In the first AP&L case in 1959, the comments of this court quoted by the majority were not dicta, as the court was merely stating the general rule before finding that the facts fell within the exception to the rule due to the complete ouster of the utility’s facilities from the right-of-way. The general rule was stated as follows:

But even though the Power Company has the right to maintain its poles on the rights of way, it does not mean that the company could not be compelled to move its facilities so as not to unnecessarily interfere with use of the streets. . . . Hence, if the city or county should change the right of way of a public street or road, or widen it, or relocate it, the Company could be required to change its poles and wires without compensation so as not to ‘unnecessarily and unreasonably impair or obstruct’ the street.

The basic rule is also set out in 12 McQuillin on Municipal Corporations 183, § 34.74a (3d ed. rev. 1970):

The fundamental common-law right applicable to franchises in streets is that the utility company must relocate its facilities in public streets when changes are required by public necessity. Accordingly, it is generally held that the municipality may require a change in the location of pipes or other underground facilities of the grantee of a franchise, where public conveniences or security require it, even at the grantee’s own expense

In the second AP&L case decided in 1962, this court reaffirmed and quoted the basic premises previously set forth in the earlier AP&L case. However, as the Highway Commission required the utility to remove its poles from the path of a freeway and replace them with much higher poles, the court found that an ouster of the utility’s facilities had occurred, justifying reimbursement of the relocation expense.

The Arida Gas case in 1977 also found “in effect, an ouster rather than a mere relocation” due to the severe limitation of access to the facilities placed upon the utility by the street improvement project. By this comment the court obviously still acknowleded the general rule that the cost of a “mere relocation” would not be reimbursed to the utility.
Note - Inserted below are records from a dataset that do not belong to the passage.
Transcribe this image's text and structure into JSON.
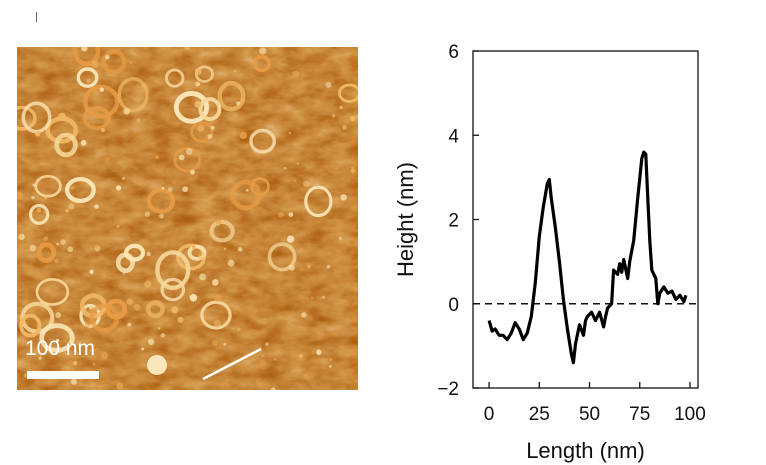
{
  "image_panel": {
    "scale_bar_label": "100 nm",
    "colormap": [
      "#6a1b00",
      "#a83d08",
      "#d9781e",
      "#f4c98a"
    ]
  },
  "chart_data": {
    "type": "line",
    "title": "",
    "xlabel": "Length (nm)",
    "ylabel": "Height (nm)",
    "xlim": [
      -8,
      104
    ],
    "ylim": [
      -2,
      6
    ],
    "xticks": [
      0,
      25,
      50,
      75,
      100
    ],
    "yticks": [
      -2,
      0,
      2,
      4,
      6
    ],
    "grid": false,
    "reference_line": {
      "y": 0,
      "style": "dashed"
    },
    "series": [
      {
        "color": "#000000",
        "x": [
          0,
          1.5,
          3,
          5,
          7,
          9,
          11,
          13,
          15,
          17,
          19,
          21,
          23,
          25,
          27,
          29,
          30,
          31,
          33,
          35,
          37,
          39,
          41,
          42,
          43,
          45,
          47,
          48,
          49,
          51,
          53,
          55,
          57,
          58,
          59,
          61,
          62,
          64,
          65,
          66,
          67,
          69,
          70,
          72,
          74,
          76,
          77,
          78,
          79,
          80,
          81,
          83,
          84,
          85,
          87,
          89,
          91,
          93,
          95,
          97,
          98
        ],
        "y": [
          -0.4,
          -0.65,
          -0.6,
          -0.75,
          -0.75,
          -0.85,
          -0.7,
          -0.45,
          -0.6,
          -0.85,
          -0.7,
          -0.3,
          0.5,
          1.6,
          2.3,
          2.85,
          2.95,
          2.5,
          1.8,
          1.0,
          0.1,
          -0.6,
          -1.2,
          -1.4,
          -0.95,
          -0.5,
          -0.75,
          -0.4,
          -0.3,
          -0.2,
          -0.4,
          -0.2,
          -0.55,
          -0.3,
          -0.1,
          0.0,
          0.8,
          0.7,
          0.95,
          0.75,
          1.05,
          0.6,
          1.0,
          1.5,
          2.5,
          3.45,
          3.6,
          3.55,
          2.5,
          1.5,
          0.8,
          0.6,
          0.0,
          0.25,
          0.4,
          0.25,
          0.3,
          0.1,
          0.2,
          0.05,
          0.2
        ]
      }
    ]
  }
}
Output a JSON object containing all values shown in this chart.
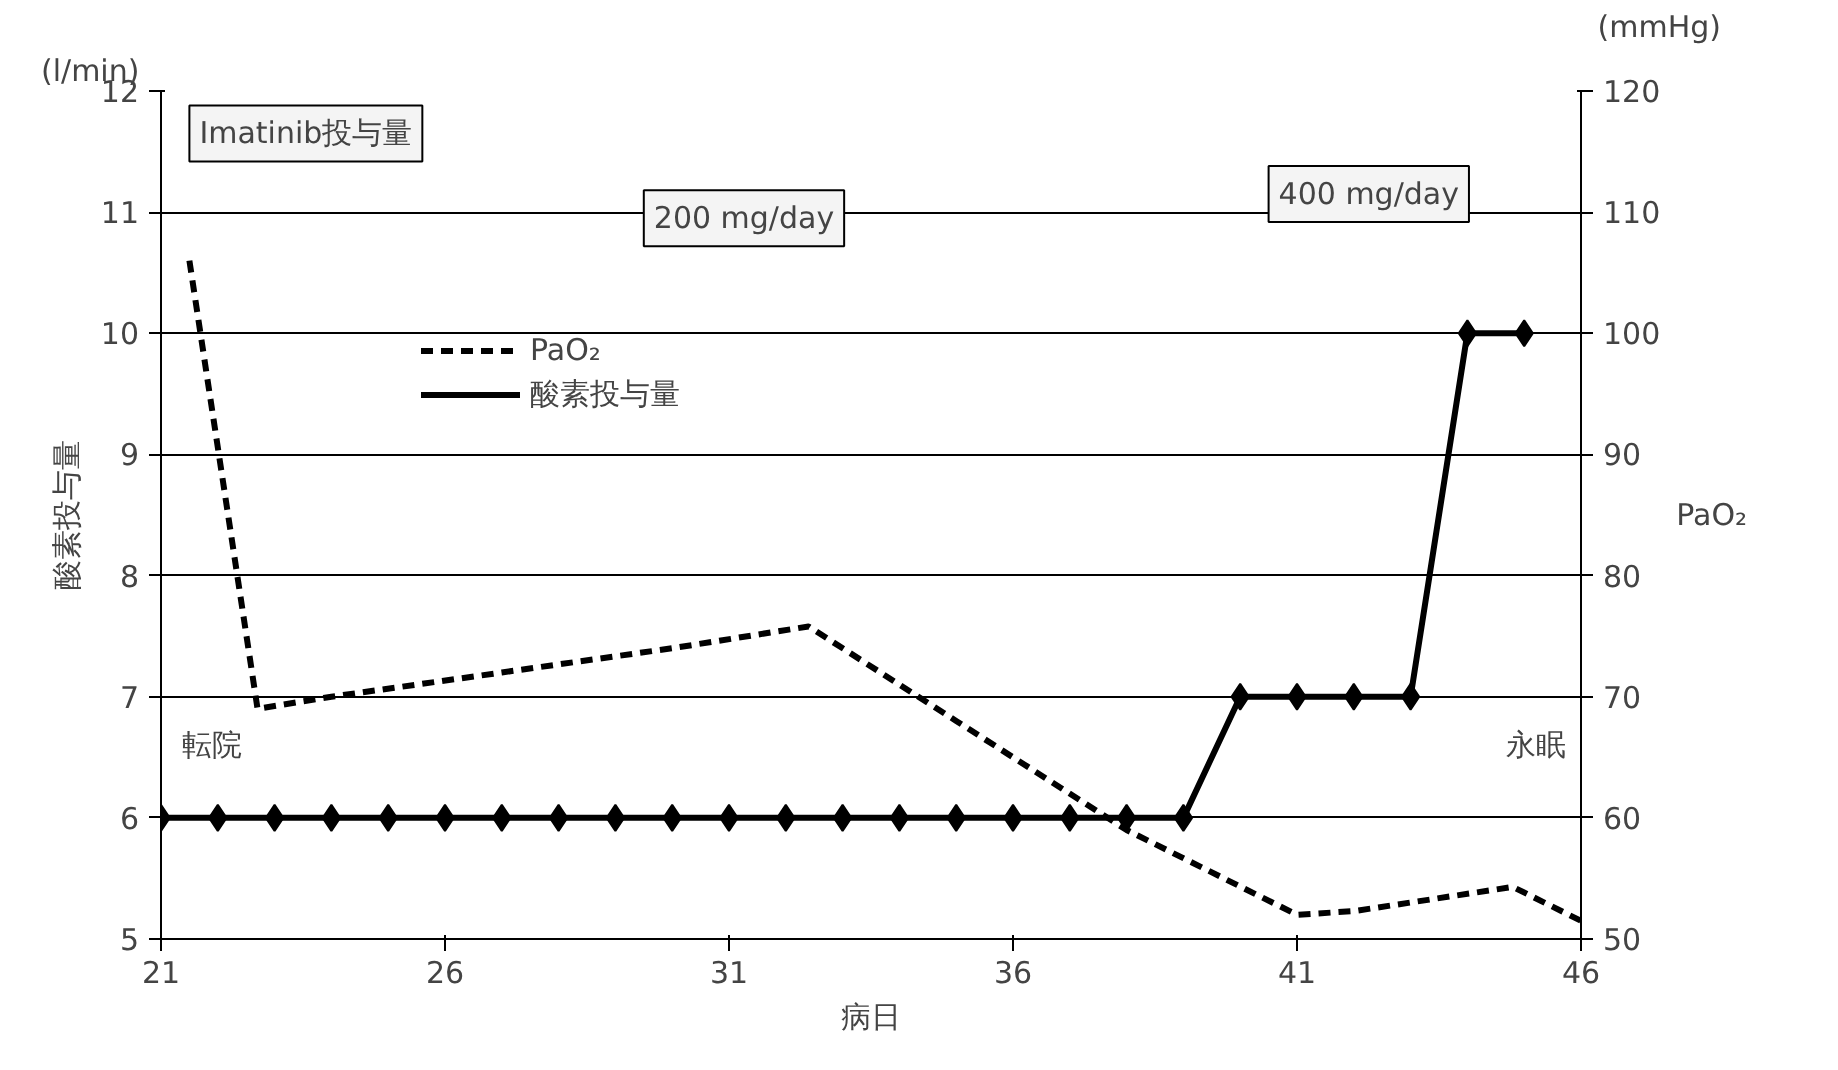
{
  "chart_data": {
    "type": "line",
    "xlabel": "病日",
    "ylabel": "酸素投与量",
    "y2label": "PaO₂",
    "xlim": [
      21,
      46
    ],
    "xticks": [
      21,
      26,
      31,
      36,
      41,
      46
    ],
    "ylim": [
      5,
      12
    ],
    "yticks": [
      5,
      6,
      7,
      8,
      9,
      10,
      11,
      12
    ],
    "y2lim": [
      50,
      120
    ],
    "y2ticks": [
      50,
      60,
      70,
      80,
      90,
      100,
      110,
      120
    ],
    "grid": "y",
    "legend": "top left",
    "series": [
      {
        "name": "PaO₂",
        "color": "#000000",
        "axis": "y2",
        "line_style": "dashed",
        "marker": "none",
        "x": [
          21.5,
          22.7,
          24,
          27,
          30,
          32.4,
          35,
          38,
          41,
          42,
          44.8,
          46
        ],
        "values": [
          106,
          69,
          70,
          72,
          74,
          75.8,
          68,
          59,
          52,
          52.3,
          54.3,
          51.5
        ]
      },
      {
        "name": "酸素投与量",
        "color": "#000000",
        "axis": "y",
        "line_style": "solid",
        "marker": "diamond",
        "x": [
          21,
          22,
          23,
          24,
          25,
          26,
          27,
          28,
          29,
          30,
          31,
          32,
          33,
          34,
          35,
          36,
          37,
          38,
          39,
          40,
          41,
          42,
          43,
          44,
          45
        ],
        "values": [
          6,
          6,
          6,
          6,
          6,
          6,
          6,
          6,
          6,
          6,
          6,
          6,
          6,
          6,
          6,
          6,
          6,
          6,
          6,
          7,
          7,
          7,
          7,
          10,
          10
        ]
      }
    ],
    "annotations": [
      "(l/min)",
      "(mmHg)",
      "Imatinib投与量",
      "200 mg/day",
      "400 mg/day",
      "転院",
      "永眠"
    ]
  }
}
In the present case, the City of Fayetteville required the telephone poles and gas meters of appellants to be relocated either within the existing right-of-way or the newly acquired right-of-way adjacent thereto as a part of the street widening project. There was no ouster from the right-of-way as in both AP&L cases, nor an ouster by restriction of access as in the Arkla case. The evidence clearly shows that there was a “mere relocation” with no extenuating circumstances, and as the facts square perfectly with the basic rule acknowledged by all three decisions of this court on the subject, I would apply the rule rather than discard it. For these reasons the finding of the learned Chancellor should be affirmed.

George Rose Smith, J., joins in this dissent.